Saya akhirnya membuat keputusan penting. Semua ramuan tak berhasil. Puluhan infus pun kurang berdaya. Juga dengan pil dan sirup. Akhirnya, di hari kedelapan, dengan sembunyi-sembunyi, saya minum sop anjing. Keluarga juga memberikan dagingnya. Keajaiban datang. Tubuh saya makin enak. Saya pesan lagi kalau ada uang teman itu dan keluarga.
Mereka memberikan. Saya mulai lahap makan. Dan, keesokan harinya, saya pulang dari rumah sakit itu. Saya merasa, tubuh saya sudah bugar. Dokter pun sudah mengizinkan. Singkat cerita, daging anjing dan sopnya memberi saya rahmat Tuhan lebih cepat. Saya jadi menyesal: mengapa tidak sejak hari pertama saya meminumnya?
Kesaksian itu kuceritakan kepada Sang Istri.

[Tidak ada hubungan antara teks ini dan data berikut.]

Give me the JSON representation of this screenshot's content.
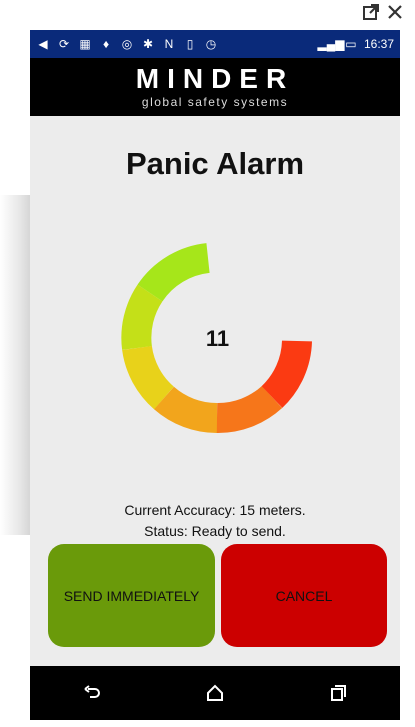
{
  "window": {
    "popout_icon": "external-window-icon",
    "close_icon": "close-icon"
  },
  "statusbar": {
    "time": "16:37",
    "icons": [
      "back-arrow-icon",
      "sync-icon",
      "image-icon",
      "twitter-icon",
      "nfc-icon",
      "bluetooth-icon",
      "n-icon",
      "vibrate-icon",
      "alarm-icon",
      "signal-icon",
      "battery-icon"
    ]
  },
  "header": {
    "brand": "MINDER",
    "tagline": "global safety systems"
  },
  "main": {
    "title": "Panic Alarm",
    "gauge_value": "11",
    "accuracy_text": "Current Accuracy: 15 meters.",
    "status_text": "Status: Ready to send.",
    "send_label": "SEND IMMEDIATELY",
    "cancel_label": "CANCEL"
  },
  "colors": {
    "statusbar": "#0a2a7a",
    "send_button": "#6a9a0a",
    "cancel_button": "#cc0000",
    "gauge_start": "#99e61a",
    "gauge_end": "#ff1a00"
  },
  "navbar": {
    "icons": [
      "back-icon",
      "home-icon",
      "recents-icon"
    ]
  }
}
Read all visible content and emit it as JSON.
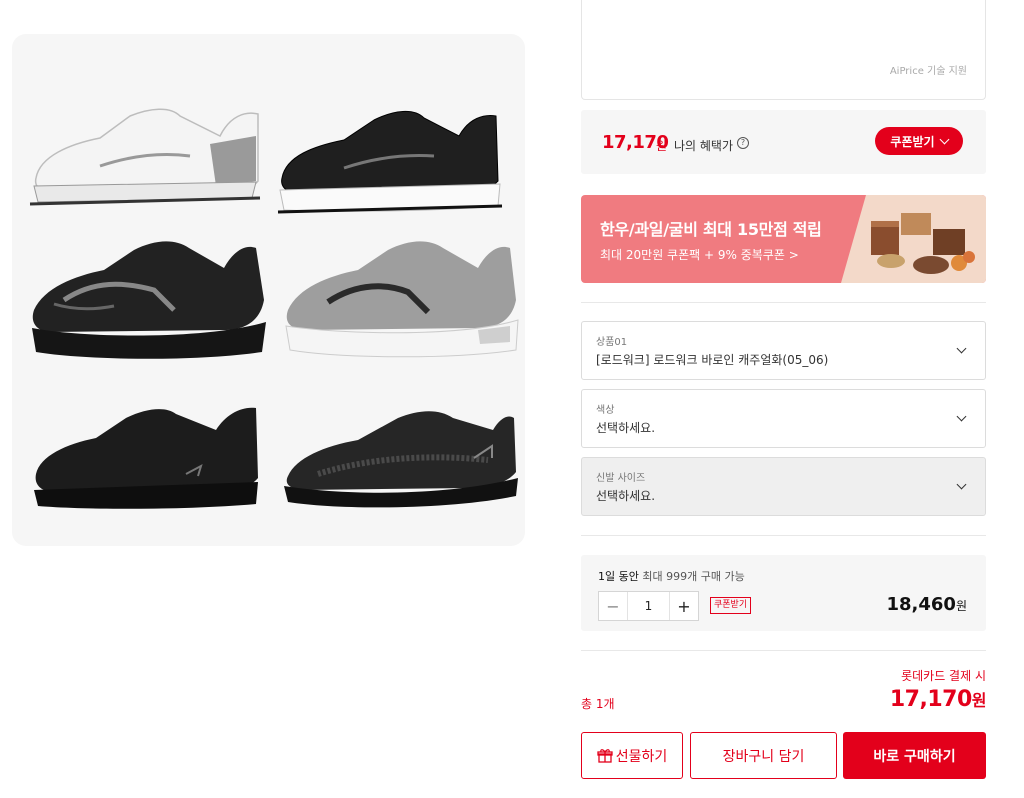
{
  "ai_box": {
    "credit": "AiPrice 기술 지원"
  },
  "benefit": {
    "price": "17,170",
    "unit": "원",
    "label": "나의 혜택가",
    "info_icon": "info-icon",
    "coupon_button": "쿠폰받기"
  },
  "banner": {
    "title": "한우/과일/굴비 최대 15만점 적립",
    "subtitle": "최대 20만원 쿠폰팩 + 9% 중복쿠폰 >"
  },
  "options": [
    {
      "label": "상품01",
      "value": "[로드워크] 로드워크 바로인 캐주얼화(05_06)",
      "disabled": false
    },
    {
      "label": "색상",
      "value": "선택하세요.",
      "disabled": false
    },
    {
      "label": "신발 사이즈",
      "value": "선택하세요.",
      "disabled": true
    }
  ],
  "quantity": {
    "note_prefix": "1일 동안",
    "note_suffix": "최대 999개 구매 가능",
    "minus": "−",
    "value": "1",
    "plus": "+",
    "coupon_tag": "쿠폰받기",
    "price": "18,460",
    "unit": "원"
  },
  "total": {
    "label": "총 1개",
    "card_note": "롯데카드 결제 시",
    "price": "17,170",
    "unit": "원"
  },
  "actions": {
    "gift": "선물하기",
    "cart": "장바구니 담기",
    "buy": "바로 구매하기"
  },
  "colors": {
    "accent": "#e3001b",
    "banner": "#f07b80"
  }
}
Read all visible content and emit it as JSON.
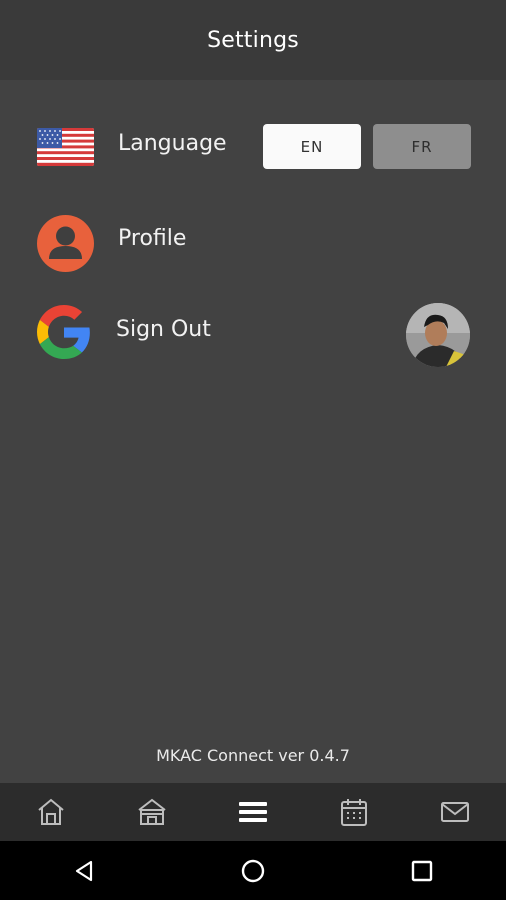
{
  "header": {
    "title": "Settings"
  },
  "settings": {
    "language": {
      "label": "Language",
      "options": {
        "en": "EN",
        "fr": "FR"
      },
      "selected": "EN"
    },
    "profile": {
      "label": "Profile"
    },
    "signout": {
      "label": "Sign Out"
    }
  },
  "footer": {
    "version": "MKAC Connect ver 0.4.7"
  },
  "tabs": [
    "home-icon",
    "shop-icon",
    "menu-icon",
    "calendar-icon",
    "mail-icon"
  ],
  "colors": {
    "background": "#424242",
    "header": "#3a3a3a",
    "profile_icon": "#e8613c",
    "tabbar": "#2c2c2c"
  }
}
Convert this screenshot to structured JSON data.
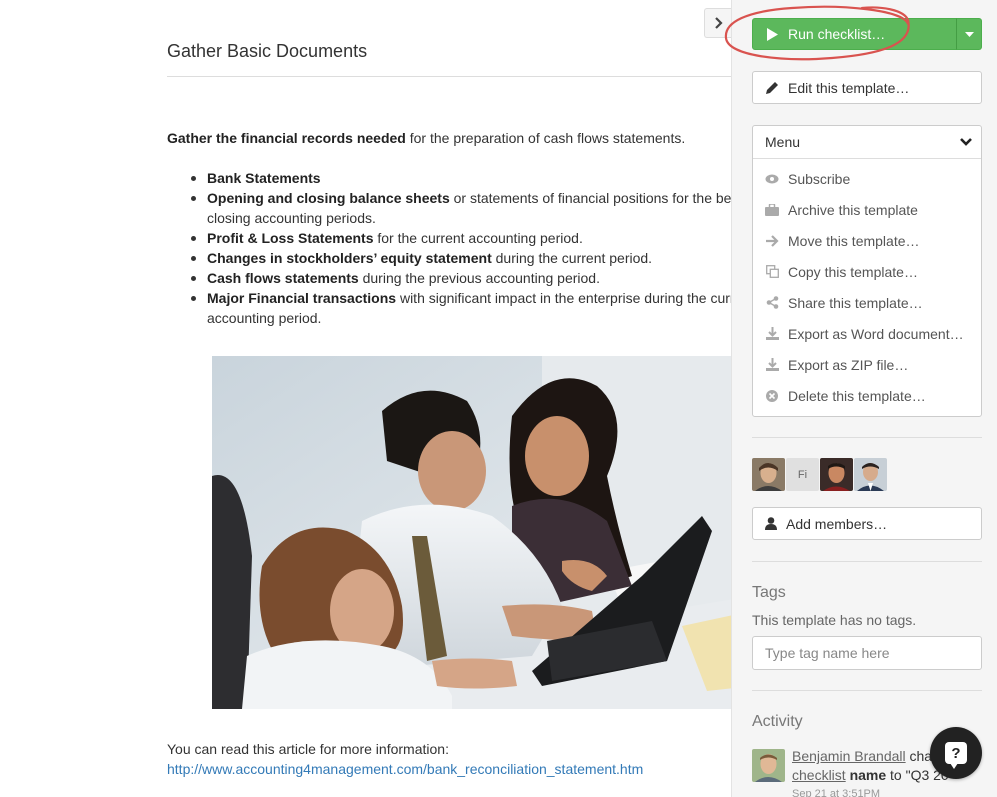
{
  "task": {
    "title": "Gather Basic Documents",
    "intro_bold": "Gather the financial records needed",
    "intro_rest": " for the preparation of cash flows statements.",
    "bullets": [
      {
        "bold": "Bank Statements",
        "rest": ""
      },
      {
        "bold": "Opening and closing balance sheets",
        "rest": " or statements of financial positions for the beginning and",
        "rest2": "closing accounting periods."
      },
      {
        "bold": "Profit & Loss Statements",
        "rest": " for the current accounting period."
      },
      {
        "bold": "Changes in stockholders’ equity statement",
        "rest": " during the current period."
      },
      {
        "bold": "Cash flows statements",
        "rest": " during the previous accounting period."
      },
      {
        "bold": "Major Financial transactions",
        "rest": " with significant impact in the enterprise during the current",
        "rest2": "accounting period."
      }
    ],
    "more_info_text": "You can read this article for more information:",
    "more_info_link": "http://www.accounting4management.com/bank_reconciliation_statement.htm"
  },
  "sidebar": {
    "run_label": "Run checklist…",
    "edit_label": "Edit this template…",
    "menu_label": "Menu",
    "menu_items": [
      {
        "label": "Subscribe",
        "icon": "eye-icon"
      },
      {
        "label": "Archive this template",
        "icon": "briefcase-icon"
      },
      {
        "label": "Move this template…",
        "icon": "arrow-right-icon"
      },
      {
        "label": "Copy this template…",
        "icon": "copy-icon"
      },
      {
        "label": "Share this template…",
        "icon": "share-icon"
      },
      {
        "label": "Export as Word document…",
        "icon": "download-icon"
      },
      {
        "label": "Export as ZIP file…",
        "icon": "download-icon"
      },
      {
        "label": "Delete this template…",
        "icon": "remove-circle-icon"
      }
    ],
    "members": [
      {
        "type": "photo",
        "initials": ""
      },
      {
        "type": "initials",
        "initials": "Fi"
      },
      {
        "type": "photo",
        "initials": ""
      },
      {
        "type": "photo",
        "initials": ""
      }
    ],
    "add_members_label": "Add members…",
    "tags_title": "Tags",
    "tags_empty": "This template has no tags.",
    "tag_placeholder": "Type tag name here",
    "activity_title": "Activity",
    "activity": {
      "user": "Benjamin Brandall",
      "verb": " cha",
      "object_link": "checklist",
      "field": "name",
      "to_text": " to \"Q3 20",
      "time": "Sep 21 at 3:51PM"
    }
  },
  "colors": {
    "run_button": "#5cb85c",
    "annotation": "#d9534f",
    "link": "#337ab7"
  }
}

Ia pun membuat keputusan penting: memakan daging anjing. Keesokan harinya, berangsur-angsur ia pulih. Hingga pada akhirnya, ia berubah. Dari pencinta anjing menjadi penyuka daging anjing. Setelah kami menikah, yang selalu mengajak memakan daging anjing hampir selalu dia. Termasuk malam minggu kemarin.
Ia masih pencinta anjing. Ia punya dua ekor anjing di Siantar. Dulu, anjing itu ia beri makan mewah. Susu. Daging. Dan semacamnya. Ia juga memandikannya. Ketika kami datang ke Siantar, ia memeluk anjingnya. Ada satu anjing yang cukup gemuk. Ia bilang pada saya: keknya kalau ini dipotong, enak juga ya. Saya tertawa.
Dari cerita ini, saya punya refleksi. Dulu, leluhur kita konon katanya memakan daging anjing untuk penguatan tondi, penguatan jiwa.
Agaknya, bagi saya itu benar. Juga bagi istri saya. Karena itu, pada esai selanjutnya, saya akan coba bercerita tentang kemungkinan leluhur kita dulunya membuatnya sebagai santapan kekuatan. Semoga Boby Nasution tidak membacanya.